A few weeks ago, on July 19, 2020, Twilio said it learned about a defect in an SDK. On July 23, 2020, the company made the public aware of the exposure via a blog post, sharing:
“A modified version of the TaskRouter JS SDK got uploaded to our site at 1:12 PM PDT (UTC-07:00). We received an alert about the modified file at approximately 9:20 PM PDT and replaced it on our site around 10:30 PM PDT. The modified version may have been available on our CDN or cached by user browsers for up to 24 hours after we replaced it on our site.”
The TaskRouter JS SDK is a library that lets customers interact with Twilio TaskRouter, a tool that provides an attribute-based routing engine which routes tasks to agents or processes. There was a misconfiguration in the S3 bucket that hosted the library, and someone inserted code that made the user’s browser load a URL associated with the Magecart attacks. “This only affected v1.20 of the TaskRouter JS SDK,” Twilio wrote in the incident report.
Within 15 minutes of becoming aware of the attack, Twilio said its product and security teams convened to fix the issue. An hour later, the CPaaS leader said it replaced the bad version of the library and locked down the permissions on the S3 bucket. Twilio said there’s no evidence that any customer data got accessed.

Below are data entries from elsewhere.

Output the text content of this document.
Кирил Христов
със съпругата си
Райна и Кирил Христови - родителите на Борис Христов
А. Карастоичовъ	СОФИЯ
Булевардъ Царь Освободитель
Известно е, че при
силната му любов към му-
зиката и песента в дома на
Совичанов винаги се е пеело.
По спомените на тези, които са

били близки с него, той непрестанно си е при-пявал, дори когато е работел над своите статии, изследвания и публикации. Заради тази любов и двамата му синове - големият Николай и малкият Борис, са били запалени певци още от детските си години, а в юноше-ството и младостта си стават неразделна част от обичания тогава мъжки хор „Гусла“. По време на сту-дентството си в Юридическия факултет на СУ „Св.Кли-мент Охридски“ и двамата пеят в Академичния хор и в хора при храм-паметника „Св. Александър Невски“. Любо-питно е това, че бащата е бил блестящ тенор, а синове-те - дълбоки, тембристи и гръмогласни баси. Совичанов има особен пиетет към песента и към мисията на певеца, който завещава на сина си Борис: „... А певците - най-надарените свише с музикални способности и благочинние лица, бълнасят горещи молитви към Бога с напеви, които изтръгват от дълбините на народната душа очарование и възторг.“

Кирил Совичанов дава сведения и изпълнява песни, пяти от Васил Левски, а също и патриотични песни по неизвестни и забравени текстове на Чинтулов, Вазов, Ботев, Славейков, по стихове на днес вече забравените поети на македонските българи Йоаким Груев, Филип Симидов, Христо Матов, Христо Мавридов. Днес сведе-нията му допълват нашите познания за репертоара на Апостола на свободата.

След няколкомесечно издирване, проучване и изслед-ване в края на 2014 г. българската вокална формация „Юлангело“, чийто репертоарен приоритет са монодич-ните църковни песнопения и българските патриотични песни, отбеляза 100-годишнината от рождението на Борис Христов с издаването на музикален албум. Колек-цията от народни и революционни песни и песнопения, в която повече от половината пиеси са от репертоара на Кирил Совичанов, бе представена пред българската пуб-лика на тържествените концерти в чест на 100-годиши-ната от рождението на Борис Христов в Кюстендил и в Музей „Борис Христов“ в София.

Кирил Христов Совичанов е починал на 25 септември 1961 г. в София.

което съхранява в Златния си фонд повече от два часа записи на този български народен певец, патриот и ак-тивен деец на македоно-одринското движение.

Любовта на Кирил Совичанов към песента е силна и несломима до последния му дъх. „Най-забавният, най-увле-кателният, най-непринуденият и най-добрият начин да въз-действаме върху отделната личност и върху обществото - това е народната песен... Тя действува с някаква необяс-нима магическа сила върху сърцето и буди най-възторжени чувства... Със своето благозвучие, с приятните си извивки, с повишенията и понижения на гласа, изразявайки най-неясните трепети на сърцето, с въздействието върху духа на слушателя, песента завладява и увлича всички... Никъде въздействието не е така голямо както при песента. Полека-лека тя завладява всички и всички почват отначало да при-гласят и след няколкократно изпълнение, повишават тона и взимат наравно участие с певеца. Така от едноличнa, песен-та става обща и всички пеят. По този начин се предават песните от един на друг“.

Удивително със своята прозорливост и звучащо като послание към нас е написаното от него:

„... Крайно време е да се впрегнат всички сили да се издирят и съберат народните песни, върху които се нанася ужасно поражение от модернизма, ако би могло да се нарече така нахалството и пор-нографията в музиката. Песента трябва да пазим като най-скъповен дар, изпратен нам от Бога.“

“Furthermore, at no time did a malicious party have access to Twilio’s internal systems, code, or data”
Twilio acknowledges that it had not “Configured the access policy for one of our AWS S3 buckets.” Taking steps to ensure this does not happen again, the CPaaS provider said it would put in place three mitigation tactics to combat the potential of intrusion in the future.
- Restricting direct access to S3 buckets and delivering content only via known CDNs
- Improving the monitoring of its S3 bucket policy changes to ‘quickly’ detect unsafe access policies
- Determining the best way to provide ‘integrity checking’ so customers can confirm they’re using known-good versions of Twilio SDKs
If you downloaded a copy of v1.20 of the TaskRouter JS SDK between July 19th, 2020 1:12 PM and July 20th, 10:30 PM PDT (UTC-07:00), Twilio recommends you re-download the SDK.
This summer was quite busy for Twilio, and it launched several new offerings including the Voice Notifications App. The app is open-source and can be deployed to Heroku in minutes. Get the app on GitHub under the Apache 2.0 license. There’s more, healthcare companies in the US can now deploy workflows to the cloud, while meeting the requirements to keep patient data safe via HIPPA laws. Twilio users can now gain granular insights via APIs on the status of Regulatory Bundles during the phone number provisioning process.
A new workflow for creating regulatory bundles in Console is too available as of this summer. Users gain quick access to before uploaded supporting documents and end-users. Twilio even launched a visual dashboard for developers to watch the performance, troubleshoot issues, and improve the effectiveness of messaging applications.
Through one SIM, users can access to ‘the best cellular networks’ and control IoT devices. Public and private network connectivity’s now located closer to Twilio customer physical business. Bi-directional Media Streams, now in general availability, allow users to stream media from apps to Twilio as well as audio from Twilio to apps. And New Functions Workspace, now in Beta lets users manage and deploy many actions from a single unified workspace.